京都市右京区御室大内。真言宗御室派総本山。世界遺産。
仁和4年(888年)宇多天皇によって建立された。天皇自身も譲位後に出家し仁和寺に入寺し、崩御されるまでこの地に住まわれた。明治維新まで皇族が住職を務めた門跡寺院の筆頭。
意外と巨大な寺院であった。「旧御室御所」と呼ばれ、皇族のお住まいを兼ねる門跡寺院だけのことはある。境内には、寺のエリアと御所のエリアが別れて構成されている印象を受けた。

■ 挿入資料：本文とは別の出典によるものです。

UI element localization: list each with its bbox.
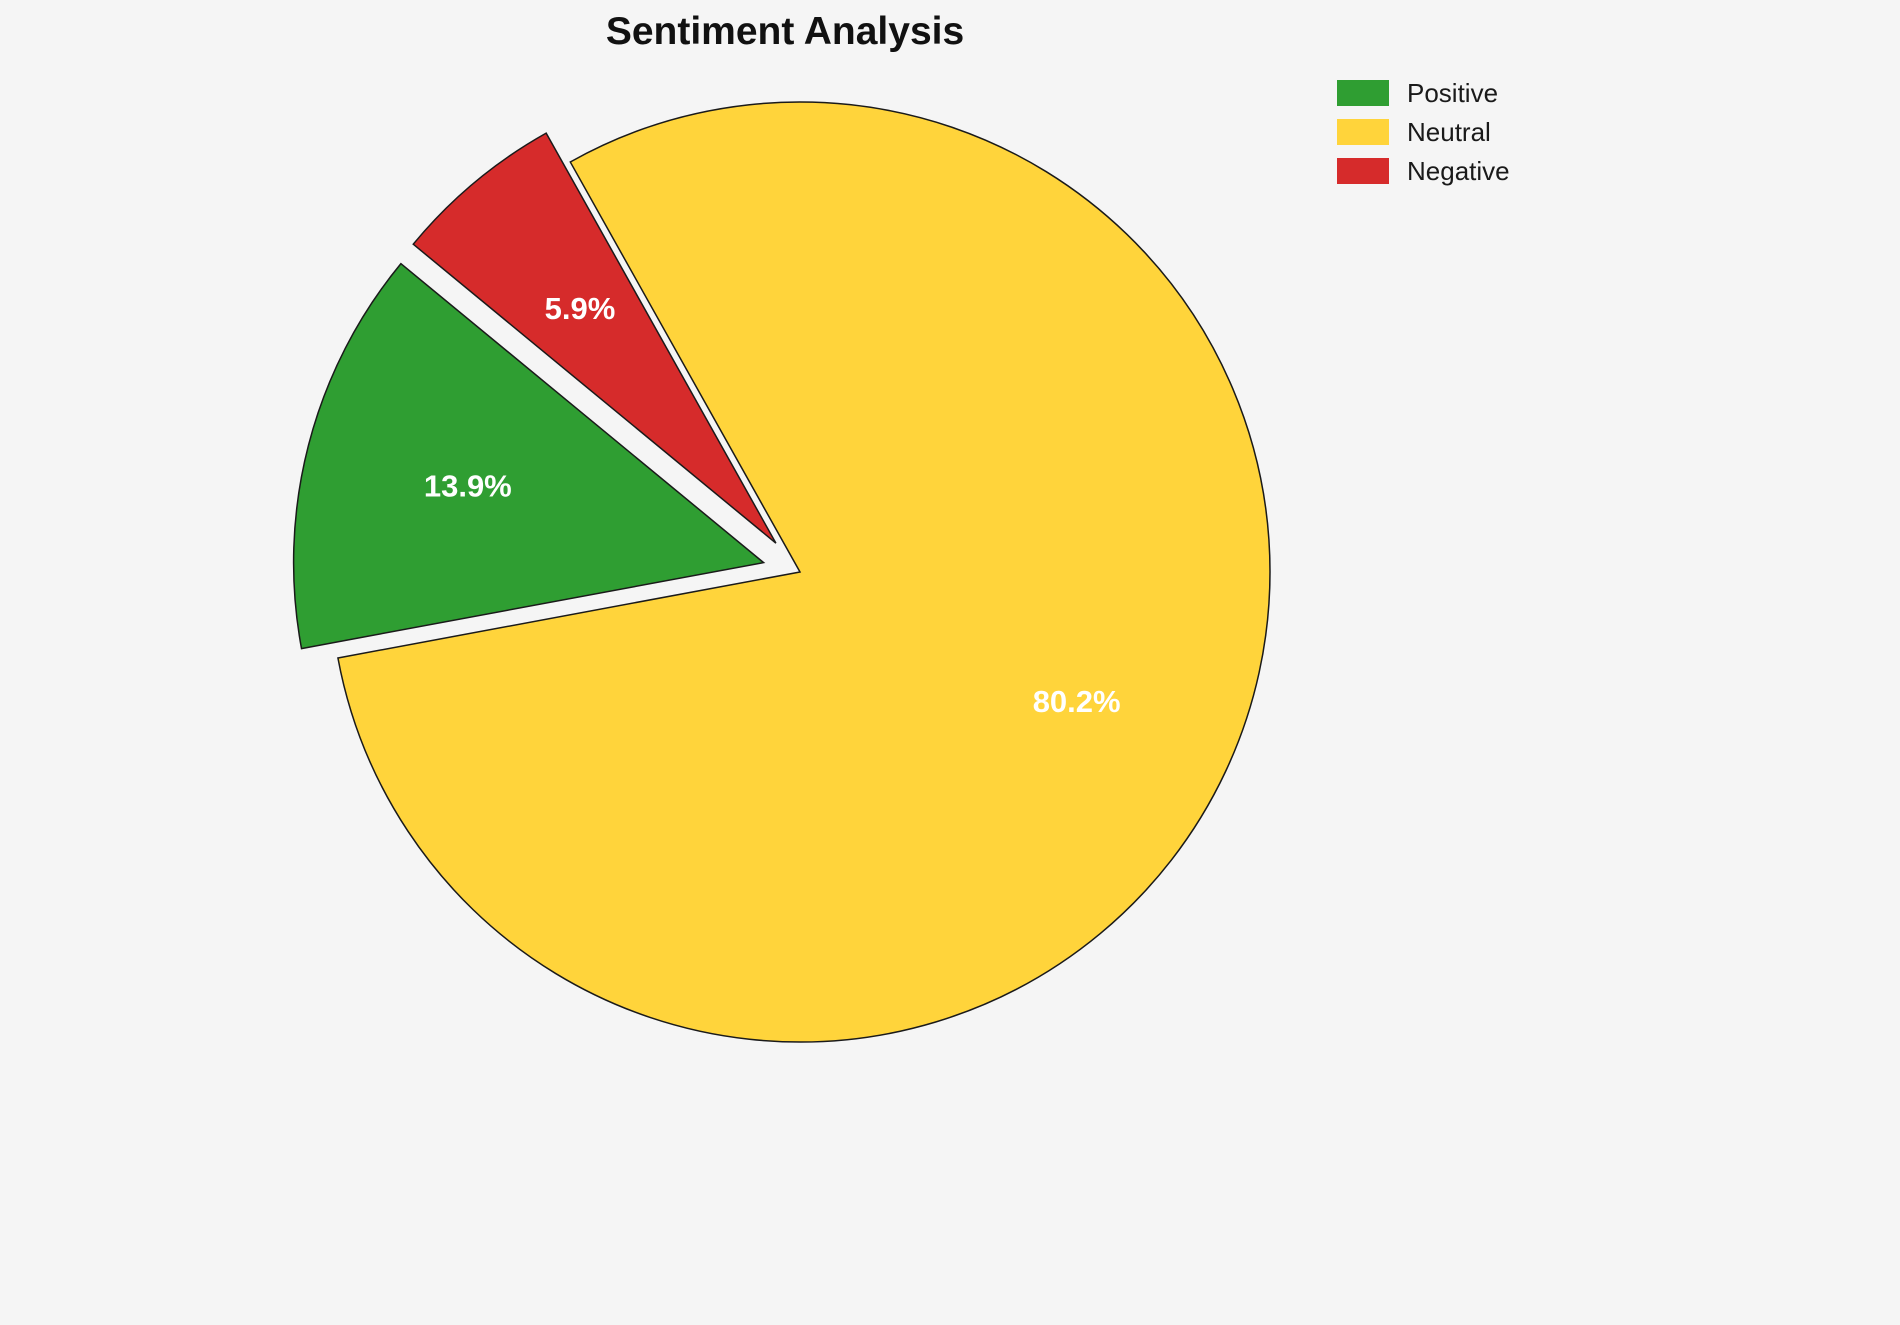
pie-slice-label-negative: 5.9% [545, 291, 616, 326]
pie-slice-neutral [337, 101, 1271, 1043]
pie-slice-label-neutral: 80.2% [1033, 684, 1121, 719]
pie-slice-label-positive: 13.9% [424, 469, 512, 504]
legend-label-positive: Positive [1407, 78, 1499, 108]
legend-label-neutral: Neutral [1407, 117, 1491, 147]
legend: Positive Neutral Negative [1337, 80, 1510, 184]
legend-item-positive: Positive [1337, 80, 1510, 106]
legend-item-neutral: Neutral [1337, 119, 1510, 145]
legend-swatch-positive [1337, 80, 1389, 106]
pie-slice-negative [412, 132, 777, 544]
legend-swatch-neutral [1337, 119, 1389, 145]
pie-slice-positive [292, 262, 766, 650]
legend-label-negative: Negative [1407, 156, 1510, 186]
legend-item-negative: Negative [1337, 158, 1510, 184]
chart-title: Sentiment Analysis [605, 10, 965, 53]
legend-swatch-negative [1337, 158, 1389, 184]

南側から二王門をくぐって入ると、左手直ぐにかなり広い御所庭園があり、美しく、華やかで、趣のある宸殿、書院、庭園が広がる。
御所庭園を出ると、広い幅の参道を中門まで進む。中門を入ると、今度は寺のエリアとなり、多くの建物がある。
・金堂(国宝):御本尊の阿弥陀如来坐像が安置されている。また、須弥壇背面には「五大明王壁画」がある。五大明王とは、中心に不動明王、左側に金剛薬叉明王(こんごうやくしゃ)と降三世明王(ごうざんぜ)、右側に軍荼利明王(ぐんだり)と大威徳明王(だいいとく)である。

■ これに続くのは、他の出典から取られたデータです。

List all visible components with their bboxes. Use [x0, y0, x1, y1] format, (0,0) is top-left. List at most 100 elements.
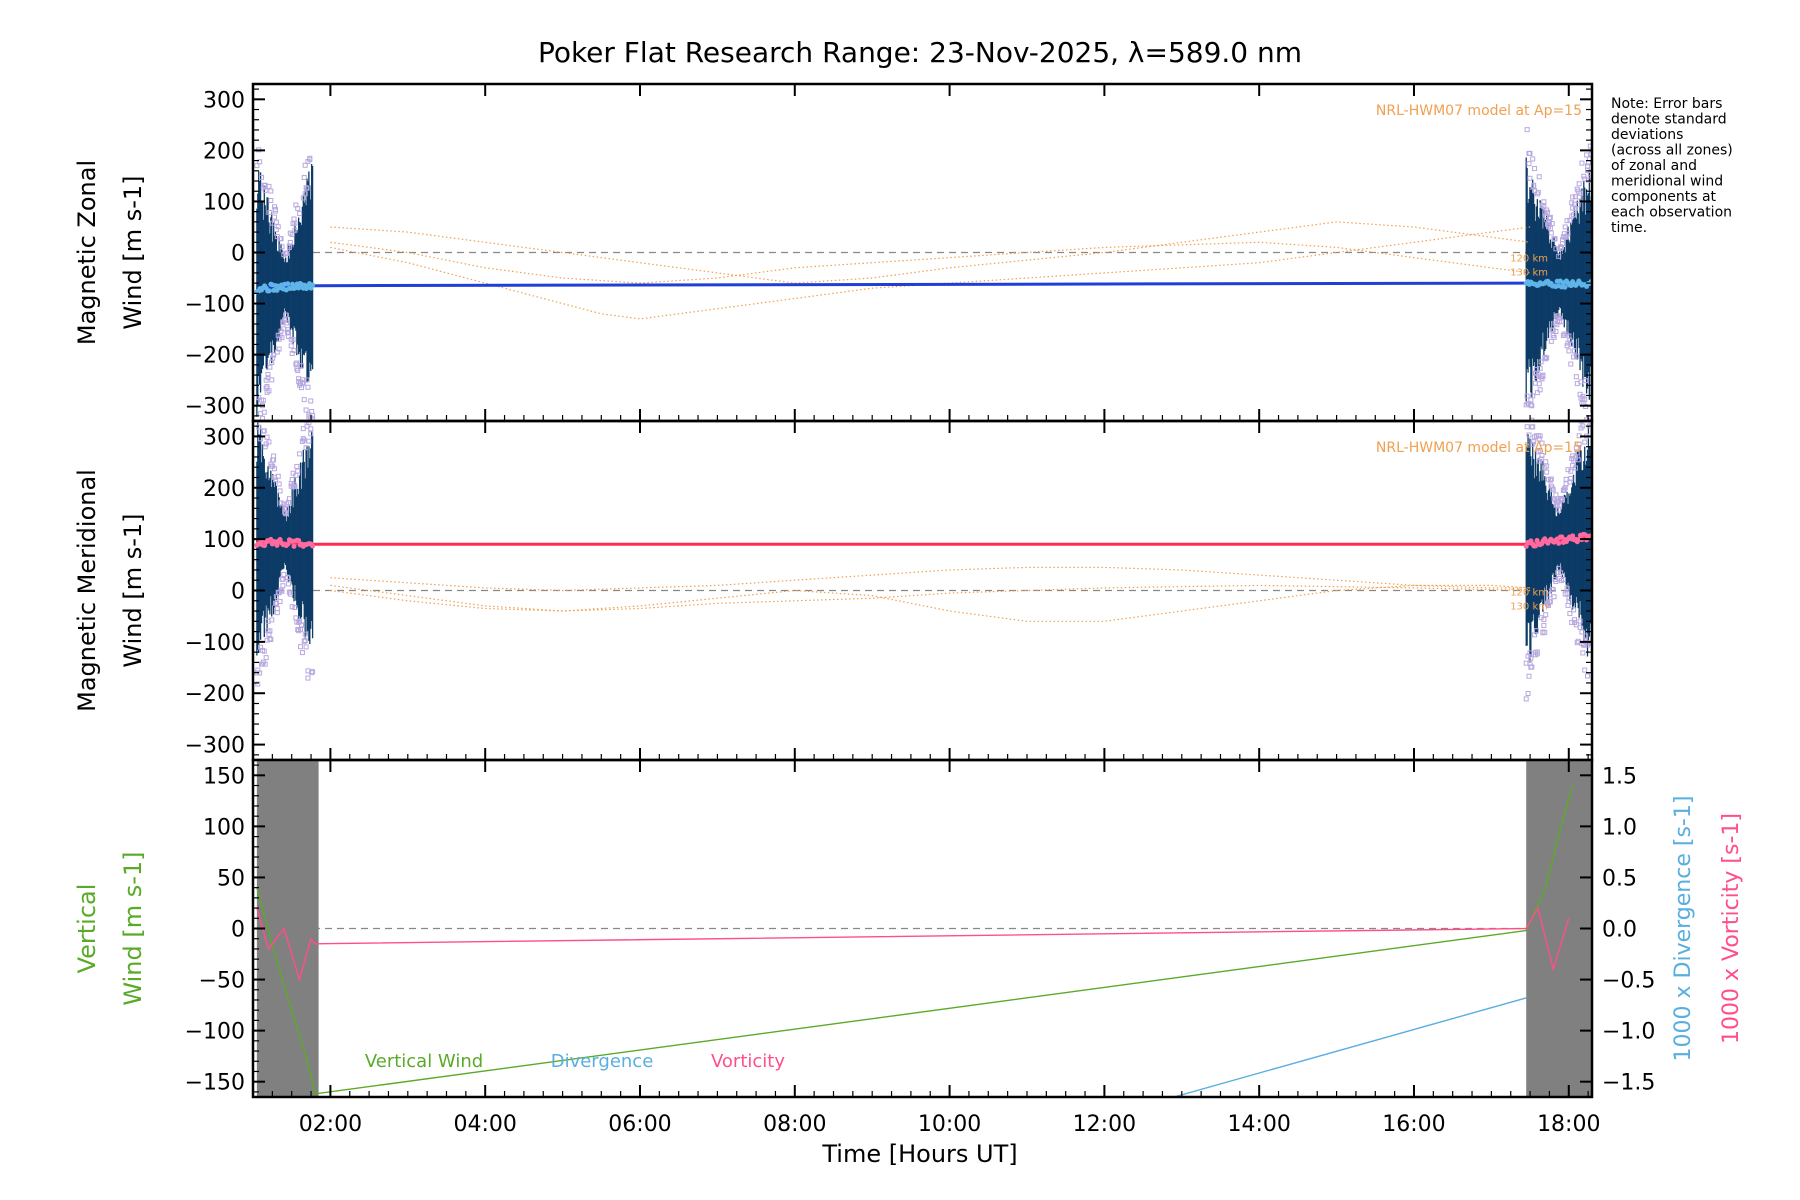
- model-height-label: 120 km: [1510, 254, 1548, 265]
- zone-point: [299, 381, 305, 387]
- x-tick-label: 14:00: [1227, 1112, 1290, 1137]
- zone-point: [1571, 212, 1577, 218]
- zone-point: [1572, 206, 1578, 212]
- y-axis-label: Magnetic Meridional: [73, 469, 101, 712]
- zone-point: [292, 227, 298, 233]
- y-axis-label: Magnetic Zonal: [73, 160, 101, 345]
- y-axis-label: Vertical: [73, 884, 101, 974]
- y2-tick-label: 1.0: [1602, 815, 1637, 840]
- zone-point: [298, 363, 304, 369]
- zone-point: [1565, 230, 1571, 236]
- zone-point: [271, 457, 277, 463]
- observation-bar: [270, 760, 277, 1097]
- zone-point: [1558, 570, 1564, 576]
- model-curve: [330, 226, 1531, 320]
- zone-point: [304, 377, 310, 383]
- zone-point: [1548, 338, 1554, 344]
- zone-point: [1543, 612, 1549, 618]
- zone-point: [1559, 319, 1565, 325]
- x-tick-label: 04:00: [453, 1112, 516, 1137]
- zone-point: [1529, 403, 1535, 409]
- zone-point: [1570, 194, 1576, 200]
- zone-point: [1568, 476, 1574, 482]
- vorticity-line: [256, 906, 1570, 983]
- observation-bar: [284, 760, 291, 1097]
- observation-bar: [1571, 760, 1578, 1097]
- observation-bar: [1526, 760, 1533, 1097]
- wind-point: [274, 542, 280, 548]
- zone-point: [1576, 181, 1582, 187]
- zone-point: [301, 397, 307, 403]
- zone-point: [259, 415, 265, 421]
- note-line: denote standard: [1611, 112, 1727, 128]
- model-curve: [330, 566, 1531, 592]
- zone-point: [1567, 479, 1573, 485]
- divergence-line: [1173, 997, 1527, 1097]
- model-curves: [330, 566, 1531, 622]
- zone-point: [1549, 221, 1555, 227]
- model-curve: [330, 221, 1531, 284]
- zone-point: [269, 617, 275, 623]
- observation-bar: [1557, 760, 1564, 1097]
- zone-point: [1528, 655, 1534, 661]
- zone-point: [280, 576, 286, 582]
- zone-point: [302, 631, 308, 637]
- zone-point: [1544, 463, 1550, 469]
- observation-bar: [309, 760, 316, 1097]
- observation-bar: [1564, 760, 1571, 1097]
- vertical-wind-panel: 1.5 1.0 0.5 0.0 −0.5 −1.0 −1.5 1000 x Divergenc…: [73, 758, 1744, 1099]
- zone-point: [1576, 441, 1582, 447]
- observation-bar: [1550, 760, 1557, 1097]
- zone-point: [1541, 623, 1547, 629]
- zone-point: [308, 426, 314, 432]
- zone-point: [295, 627, 301, 633]
- zone-point: [1536, 381, 1542, 387]
- model-label: NRL-HWM07 model at Ap=15: [1376, 440, 1582, 456]
- zone-point: [1550, 487, 1556, 493]
- wind-point: [1562, 284, 1568, 290]
- zone-point: [272, 477, 278, 483]
- zone-point: [1547, 225, 1553, 231]
- y-axis: 150 100 50 0 −50 −100 −150: [185, 764, 265, 1096]
- zone-point: [273, 219, 279, 225]
- zone-point: [1544, 355, 1550, 361]
- y-tick-label: −100: [185, 293, 245, 318]
- zone-point: [257, 159, 263, 165]
- y2-tick-label: 0.0: [1602, 918, 1637, 943]
- y-tick-label: 300: [203, 88, 245, 113]
- observation-bar: [298, 760, 305, 1097]
- y2-tick-label: −1.0: [1602, 1020, 1655, 1045]
- zone-point: [306, 438, 312, 444]
- zone-point: [1534, 649, 1540, 655]
- zone-point: [305, 675, 311, 681]
- zone-point: [266, 439, 272, 445]
- zone-point: [1530, 441, 1536, 447]
- y2-tick-label: 0.5: [1602, 866, 1637, 891]
- zone-point: [308, 398, 314, 404]
- zone-point: [289, 231, 295, 237]
- zone-point: [1544, 469, 1550, 475]
- zone-point: [279, 588, 285, 594]
- zone-point: [280, 583, 286, 589]
- y-tick-label: 100: [203, 528, 245, 553]
- zone-point: [260, 397, 266, 403]
- zone-point: [302, 162, 308, 168]
- wind-point: [1523, 543, 1529, 549]
- zone-point: [1564, 585, 1570, 591]
- note-line: components at: [1611, 189, 1717, 205]
- zone-point: [1586, 411, 1590, 415]
- zone-point: [286, 245, 292, 251]
- x-tick-label: 18:00: [1537, 1112, 1600, 1137]
- zone-point: [291, 216, 297, 222]
- observation-bar: [1561, 760, 1568, 1097]
- y2-tick-label: 1.5: [1602, 764, 1637, 789]
- zone-point: [1553, 246, 1559, 252]
- x-tick-label: 02:00: [299, 1112, 362, 1137]
- zone-point: [1552, 236, 1558, 242]
- x-tick-label: 06:00: [608, 1112, 671, 1137]
- zone-point: [283, 312, 289, 318]
- zone-point: [277, 599, 283, 605]
- x-axis: 02:00 04:00 06:00 08:00 10:00 12:00 14:00 16:00…: [252, 84, 1600, 1137]
- zone-point: [303, 644, 309, 650]
- zone-point: [1537, 365, 1543, 371]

・観音堂:御本尊の千手観音菩薩、脇侍に不動明王と降三世明王、眷属*)として二十八部衆、さらに風神・雷神、合計33体を安置する。僧侶の修行の場。通常は非公開だが、千手観音の手から紐が伸びており、その紐の端が観音堂の外の柱まで繋がっており、外から観音様に祈りをささげられる。
*)眷属(けんぞく) 主に付き従う人や生き物。従者、家来、取り巻きの者。
・御影堂(みえどう):御本尊は真言宗の祖師である弘法大師空海。
・一願不動尊:沓掛不動尊ともいう。一願成就の不動明王が安置。湧水をお不動様にかけて心の底から願えば、望みを一つだけ叶えてくれる。
・五重塔
・経堂
・九所明神:寺の北東 鬼門の守りに置かれた明神様。石清水八幡、伏見稲荷、下鴨神社、上賀茂神社など京都中の神社九社の神々を祀っている。

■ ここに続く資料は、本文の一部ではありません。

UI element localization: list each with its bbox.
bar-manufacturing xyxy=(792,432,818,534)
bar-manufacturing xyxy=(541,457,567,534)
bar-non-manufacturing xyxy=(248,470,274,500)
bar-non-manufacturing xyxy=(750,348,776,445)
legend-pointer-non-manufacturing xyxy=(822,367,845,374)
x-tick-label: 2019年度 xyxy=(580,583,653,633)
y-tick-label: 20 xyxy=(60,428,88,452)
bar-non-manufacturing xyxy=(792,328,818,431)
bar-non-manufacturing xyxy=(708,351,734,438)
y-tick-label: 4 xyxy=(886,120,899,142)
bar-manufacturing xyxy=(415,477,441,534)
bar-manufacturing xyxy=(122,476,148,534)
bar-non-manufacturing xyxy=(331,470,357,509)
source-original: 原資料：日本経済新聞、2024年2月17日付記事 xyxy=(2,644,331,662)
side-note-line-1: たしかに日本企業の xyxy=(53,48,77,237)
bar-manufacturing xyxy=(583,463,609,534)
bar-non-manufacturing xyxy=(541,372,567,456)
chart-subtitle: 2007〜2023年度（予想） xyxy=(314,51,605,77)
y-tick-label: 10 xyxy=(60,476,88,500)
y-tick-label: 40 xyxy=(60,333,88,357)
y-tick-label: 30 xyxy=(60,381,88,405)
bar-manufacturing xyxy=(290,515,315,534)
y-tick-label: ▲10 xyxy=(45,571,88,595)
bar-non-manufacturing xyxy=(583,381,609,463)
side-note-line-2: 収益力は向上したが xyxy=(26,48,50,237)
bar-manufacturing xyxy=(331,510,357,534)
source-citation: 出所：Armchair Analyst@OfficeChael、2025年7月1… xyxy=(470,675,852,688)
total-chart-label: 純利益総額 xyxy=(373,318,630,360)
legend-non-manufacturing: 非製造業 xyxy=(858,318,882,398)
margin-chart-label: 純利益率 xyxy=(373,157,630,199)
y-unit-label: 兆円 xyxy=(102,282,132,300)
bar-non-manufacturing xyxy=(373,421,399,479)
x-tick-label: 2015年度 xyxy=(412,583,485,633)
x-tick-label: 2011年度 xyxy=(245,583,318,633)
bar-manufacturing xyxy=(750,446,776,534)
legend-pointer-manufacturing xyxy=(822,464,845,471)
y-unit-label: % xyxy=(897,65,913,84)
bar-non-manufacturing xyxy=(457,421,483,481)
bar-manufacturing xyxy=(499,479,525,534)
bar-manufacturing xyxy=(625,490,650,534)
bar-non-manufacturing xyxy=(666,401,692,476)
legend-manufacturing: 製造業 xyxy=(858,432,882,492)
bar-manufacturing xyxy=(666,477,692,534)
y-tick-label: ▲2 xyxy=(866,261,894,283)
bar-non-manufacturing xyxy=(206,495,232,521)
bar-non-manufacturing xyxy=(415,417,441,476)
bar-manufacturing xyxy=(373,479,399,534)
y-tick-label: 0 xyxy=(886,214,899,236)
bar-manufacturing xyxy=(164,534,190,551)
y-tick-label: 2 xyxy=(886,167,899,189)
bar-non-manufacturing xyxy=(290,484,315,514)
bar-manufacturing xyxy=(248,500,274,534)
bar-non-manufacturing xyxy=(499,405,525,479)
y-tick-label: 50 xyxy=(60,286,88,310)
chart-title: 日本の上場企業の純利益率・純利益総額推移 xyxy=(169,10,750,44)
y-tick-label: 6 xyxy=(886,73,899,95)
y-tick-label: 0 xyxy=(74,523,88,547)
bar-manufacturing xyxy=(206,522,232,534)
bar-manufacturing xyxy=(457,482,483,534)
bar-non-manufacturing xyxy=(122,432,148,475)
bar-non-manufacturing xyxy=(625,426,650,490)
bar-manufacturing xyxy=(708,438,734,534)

・霊宝館:寺の本尊である阿弥陀三尊をはじめ絵画、工芸、古文書など多方面の資料を収蔵しており、春・秋の2回一般公開される。(私が訪問した時は閉館)
仁和寺と言えば、「徒然草」の中で寺の僧侶の失敗談・こっけいな話が何話か出てくるので名前は有名であるが、実際に訪れたのは初めてだった。歴史が古くかつ皇族が住職という点で格式が高く、敷地もとても広くて立派な寺であることに感動した。